Although Transformer-based architectures demonstrated some improvement, the associated computational costs may not justify the gains achieved. GRU-based models demonstrated comparable performance to LSTM-based models, with the exception of the Transformer-based architecture, where both achieved similar accuracy levels. Additionally, fine-tuned parameters in enhanced architectures consistently yielded superior results. Notably, selecting a vocabulary size that includes the maximum explored (2000 words) appears optimal, suggesting that richer information facilitates improved model performance.

In addition to investigating various architectural enhancements, several regularization techniques were employed to mitigate overfitting.
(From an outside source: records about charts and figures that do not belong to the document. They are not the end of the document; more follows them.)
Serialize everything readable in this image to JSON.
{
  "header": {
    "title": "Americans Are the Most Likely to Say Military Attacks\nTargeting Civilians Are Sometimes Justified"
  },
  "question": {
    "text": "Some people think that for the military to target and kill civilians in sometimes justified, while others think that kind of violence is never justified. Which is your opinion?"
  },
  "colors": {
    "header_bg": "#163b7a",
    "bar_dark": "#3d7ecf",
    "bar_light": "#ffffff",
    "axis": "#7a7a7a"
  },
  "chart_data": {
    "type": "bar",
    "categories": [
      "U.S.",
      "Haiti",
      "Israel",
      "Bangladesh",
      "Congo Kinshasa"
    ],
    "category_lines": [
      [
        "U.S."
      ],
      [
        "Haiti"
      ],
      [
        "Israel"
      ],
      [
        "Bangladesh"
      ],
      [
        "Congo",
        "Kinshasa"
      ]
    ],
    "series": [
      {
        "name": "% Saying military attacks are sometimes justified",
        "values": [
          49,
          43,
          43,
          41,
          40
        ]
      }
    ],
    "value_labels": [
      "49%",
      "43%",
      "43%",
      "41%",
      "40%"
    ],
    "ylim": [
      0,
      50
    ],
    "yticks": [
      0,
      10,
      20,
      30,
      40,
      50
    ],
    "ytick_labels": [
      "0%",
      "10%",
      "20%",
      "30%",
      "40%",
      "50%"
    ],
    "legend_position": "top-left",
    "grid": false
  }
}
However, these techniques did not result in significant improvements in performance, and thus, their impact was not reflected in the graphs or final evaluations. Despite their potential benefits in controlling model complexity and improving generalization, the specific configurations tested did not demonstrate superior results compared to the best-performing architectures highlighted in our analysis.

Given the limitations of our dataset size and the performance of our custom architectures, a exploration with pretrained models is a promising avenue for achieving improved results. Leveraging pretrained embeddings and transformer models, which encapsulate extensive prior knowledge from large-scale datasets, could offer significant advantages. By incorporating pretrained representations, our models may benefit from enhanced feature extraction and contextual understanding, potentially outperforming our base architectures. This avenue of investigation could potentially lead to significant performance gains, particularly when working with smaller datasets, by harnessing the wealth of information encoded within pretrained models.